How did the foray into street art come about?
I have always been an artist. My mum, grandpa and great grandpa are/were all artists. After studying art and design in London, I was drawn to street art. When I moved to NYC I decided I wanted to do a large-scale street art installation. I was invited to create a piece in downtown Manhattan (Nolita) on a rotating art wall. I decided I wanted to do angel wings. I wanted to give New Yorkers a chance to become a living work of art. I also wanted to inspire people to share what ‘lifts them’ and that is how the hashtag #WhatLiftsYou was born. I put that on the piece and it went viral online.
I wanted to give people the chance to express themselves, that is why I initially thought of wings. Only later did I realise wings probably came to mind because my grandfather used to hide birds in every painting he created as a sign of his spirituality. I spent my youth in his studio trying to find the birds in every painting he did. I think wings and birds have a very special place in my family.
How many types of wings have you created?
I have created over 125 murals all over the world. Many of those murals are wings. Every pair of wings I create is unique and designed to reflect the community it is in. My favourite wings so far are still my first pair in NYC.
Adult colouring books had quite the moment a year or two back, and you’ve created one too. Do you feel this is because art has the potential to heal — a weapon against stress and anxiety?
Absolutely! My art is all about creating opportunities for people to express themselves. I believe that the self-expression process is so important on many levels: to relieve anxiety, to quiet the mind, to kick-start one’s imagination, to create change. I have two adult colouring books out: What Lifts You and What Lifts Your Heart.
What’s the story behind #WhatLiftsYou?
The hashtag really was created to provide people an opportunity to reflect on what is most important to them in their lives and to then share that online. The #WhatLiftsYou community on Instagram is huge (over 135,000 posts with my art). Life can get so very busy, I think it is important to stop and take a moment to reflect on what is most important to you. That is what ‘what lifts you’ is all about.

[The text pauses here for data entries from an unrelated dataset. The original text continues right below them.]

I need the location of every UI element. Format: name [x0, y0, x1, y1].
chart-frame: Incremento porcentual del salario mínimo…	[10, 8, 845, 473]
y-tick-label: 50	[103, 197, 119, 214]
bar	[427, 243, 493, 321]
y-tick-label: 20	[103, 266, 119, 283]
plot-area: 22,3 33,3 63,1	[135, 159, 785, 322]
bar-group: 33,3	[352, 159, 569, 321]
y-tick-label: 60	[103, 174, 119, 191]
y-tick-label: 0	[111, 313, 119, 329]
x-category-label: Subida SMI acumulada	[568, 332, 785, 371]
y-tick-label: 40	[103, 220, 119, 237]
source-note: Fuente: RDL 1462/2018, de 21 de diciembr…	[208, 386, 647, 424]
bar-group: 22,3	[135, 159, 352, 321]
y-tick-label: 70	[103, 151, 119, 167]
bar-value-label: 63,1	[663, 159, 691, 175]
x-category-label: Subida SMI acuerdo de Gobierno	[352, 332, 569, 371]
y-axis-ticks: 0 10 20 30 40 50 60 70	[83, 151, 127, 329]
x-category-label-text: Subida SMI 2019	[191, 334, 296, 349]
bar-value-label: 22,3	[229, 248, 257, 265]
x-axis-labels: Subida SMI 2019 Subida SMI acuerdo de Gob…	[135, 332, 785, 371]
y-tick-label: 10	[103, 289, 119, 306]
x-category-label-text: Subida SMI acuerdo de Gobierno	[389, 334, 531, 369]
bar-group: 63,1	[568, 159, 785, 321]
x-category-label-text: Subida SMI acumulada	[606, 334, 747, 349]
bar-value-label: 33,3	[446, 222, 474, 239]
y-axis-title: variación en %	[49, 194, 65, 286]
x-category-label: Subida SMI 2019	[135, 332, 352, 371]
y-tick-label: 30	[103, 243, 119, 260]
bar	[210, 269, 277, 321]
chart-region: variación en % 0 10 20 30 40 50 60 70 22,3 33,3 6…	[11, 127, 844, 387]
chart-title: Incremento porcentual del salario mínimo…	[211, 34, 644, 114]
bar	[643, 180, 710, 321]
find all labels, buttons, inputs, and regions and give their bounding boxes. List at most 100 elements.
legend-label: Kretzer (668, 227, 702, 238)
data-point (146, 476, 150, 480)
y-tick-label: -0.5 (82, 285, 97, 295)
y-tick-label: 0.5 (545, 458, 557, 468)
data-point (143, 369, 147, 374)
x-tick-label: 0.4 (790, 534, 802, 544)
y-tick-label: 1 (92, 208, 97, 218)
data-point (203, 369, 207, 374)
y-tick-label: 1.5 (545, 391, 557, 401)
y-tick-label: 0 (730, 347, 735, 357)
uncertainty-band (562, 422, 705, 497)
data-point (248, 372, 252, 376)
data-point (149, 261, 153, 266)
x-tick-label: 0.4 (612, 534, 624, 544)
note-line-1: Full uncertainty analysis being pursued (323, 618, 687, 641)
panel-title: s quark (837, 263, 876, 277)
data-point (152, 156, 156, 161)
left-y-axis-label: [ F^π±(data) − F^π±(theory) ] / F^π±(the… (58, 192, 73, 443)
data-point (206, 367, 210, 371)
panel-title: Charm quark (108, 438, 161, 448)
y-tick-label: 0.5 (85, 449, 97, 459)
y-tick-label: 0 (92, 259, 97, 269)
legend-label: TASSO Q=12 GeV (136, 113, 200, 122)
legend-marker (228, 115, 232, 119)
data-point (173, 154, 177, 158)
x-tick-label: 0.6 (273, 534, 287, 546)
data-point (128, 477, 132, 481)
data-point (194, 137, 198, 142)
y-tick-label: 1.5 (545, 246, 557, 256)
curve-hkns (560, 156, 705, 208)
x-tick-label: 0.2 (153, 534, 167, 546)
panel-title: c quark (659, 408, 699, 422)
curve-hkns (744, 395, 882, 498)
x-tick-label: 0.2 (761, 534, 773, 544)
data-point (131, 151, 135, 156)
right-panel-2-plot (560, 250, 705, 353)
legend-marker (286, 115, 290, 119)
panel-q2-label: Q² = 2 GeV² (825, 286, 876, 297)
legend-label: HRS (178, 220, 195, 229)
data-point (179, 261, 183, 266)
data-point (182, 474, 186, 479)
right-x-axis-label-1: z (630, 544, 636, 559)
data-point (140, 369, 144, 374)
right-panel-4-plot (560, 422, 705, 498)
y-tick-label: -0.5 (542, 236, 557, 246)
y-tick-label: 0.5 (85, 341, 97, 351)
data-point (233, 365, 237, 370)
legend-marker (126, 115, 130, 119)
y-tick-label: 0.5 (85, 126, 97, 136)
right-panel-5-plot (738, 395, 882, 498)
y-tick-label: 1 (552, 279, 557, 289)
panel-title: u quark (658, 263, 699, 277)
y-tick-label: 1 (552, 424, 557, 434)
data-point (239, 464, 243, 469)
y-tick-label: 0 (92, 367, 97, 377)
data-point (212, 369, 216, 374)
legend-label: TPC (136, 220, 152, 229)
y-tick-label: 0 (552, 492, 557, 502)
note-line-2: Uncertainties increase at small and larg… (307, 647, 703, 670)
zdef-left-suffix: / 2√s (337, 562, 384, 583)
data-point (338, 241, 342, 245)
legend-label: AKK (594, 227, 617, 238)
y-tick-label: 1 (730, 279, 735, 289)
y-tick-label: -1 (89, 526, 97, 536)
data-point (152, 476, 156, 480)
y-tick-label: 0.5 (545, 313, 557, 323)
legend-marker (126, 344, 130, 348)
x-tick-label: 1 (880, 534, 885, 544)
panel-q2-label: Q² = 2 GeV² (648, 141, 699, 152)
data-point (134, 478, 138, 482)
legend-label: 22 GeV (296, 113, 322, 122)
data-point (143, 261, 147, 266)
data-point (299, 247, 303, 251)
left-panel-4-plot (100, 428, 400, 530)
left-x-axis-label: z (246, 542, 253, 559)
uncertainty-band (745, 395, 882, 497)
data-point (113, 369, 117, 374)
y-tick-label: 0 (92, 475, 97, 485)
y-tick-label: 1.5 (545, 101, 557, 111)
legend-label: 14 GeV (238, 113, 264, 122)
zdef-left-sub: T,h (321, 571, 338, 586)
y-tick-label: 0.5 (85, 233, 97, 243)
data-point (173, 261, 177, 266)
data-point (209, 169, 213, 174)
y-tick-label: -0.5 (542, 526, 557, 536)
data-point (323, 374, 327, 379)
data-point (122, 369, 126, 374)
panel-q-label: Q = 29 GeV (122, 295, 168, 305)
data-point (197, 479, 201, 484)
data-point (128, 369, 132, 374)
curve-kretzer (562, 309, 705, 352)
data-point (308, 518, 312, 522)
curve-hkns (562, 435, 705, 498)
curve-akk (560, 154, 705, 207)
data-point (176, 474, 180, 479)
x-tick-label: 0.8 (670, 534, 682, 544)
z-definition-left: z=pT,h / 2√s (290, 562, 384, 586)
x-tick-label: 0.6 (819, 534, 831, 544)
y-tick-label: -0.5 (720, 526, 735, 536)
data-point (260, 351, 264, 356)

Then Taylor Swift posed with your angel wings in New York...
Taylor Swift posing with my wings was so very wonderful. I learned later, from the person with her that took the photo, that she was just driving by and was so struck by the wings she had to immediately jump out to take a picture.
Do you think street art is still very much a boys’ club?
Yes, I think we need more women in street art. I believe women often express themselves differently than men and adding our voice to the street art narrative is very important.
What brings you to the region?
I’ve always wanted to come to Dubai and was thrilled when Zabeel House by Jumeirah in Al Seef area offered a few walls for me to work on. I have always been fascinated by Arabic culture and this trip has been an absolute dream. To experience the legendary Emirati hospitality has been such a gift.
Have you had a chance to visit/spot any of Dubai’s graffiti?
I saw some great work in La Mer and, of course, I adore El Seed’s work!
How did you go about incorporating the UAE’s culture into the pieces here?
The camels, to me, are so representative of the UAE’s culture and its Bedouin history. I’ve wanted to create a camel-focused mural for a long time now but have saved it for the perfect location. As soon as this opportunity came to me I knew Dubai was the right fit.
Which country is on your wish list to paint in next and why?
I am excited to paint in Singapore next month. Next year my dream would be to create a piece in Cuzco, Peru and Moscow, Russia. I’m working on making that happen.
What do you hope to achieve through your murals?
I want to give people the excuse to be really creative — to become a living work of art ‘inside’ of my pieces. I also would love it if people reflect on what is most important to them and share that in the hashtag #WhatLiftsYou on social media. I think that social media can sometimes be a mean place and I want my work to inspire kindness online.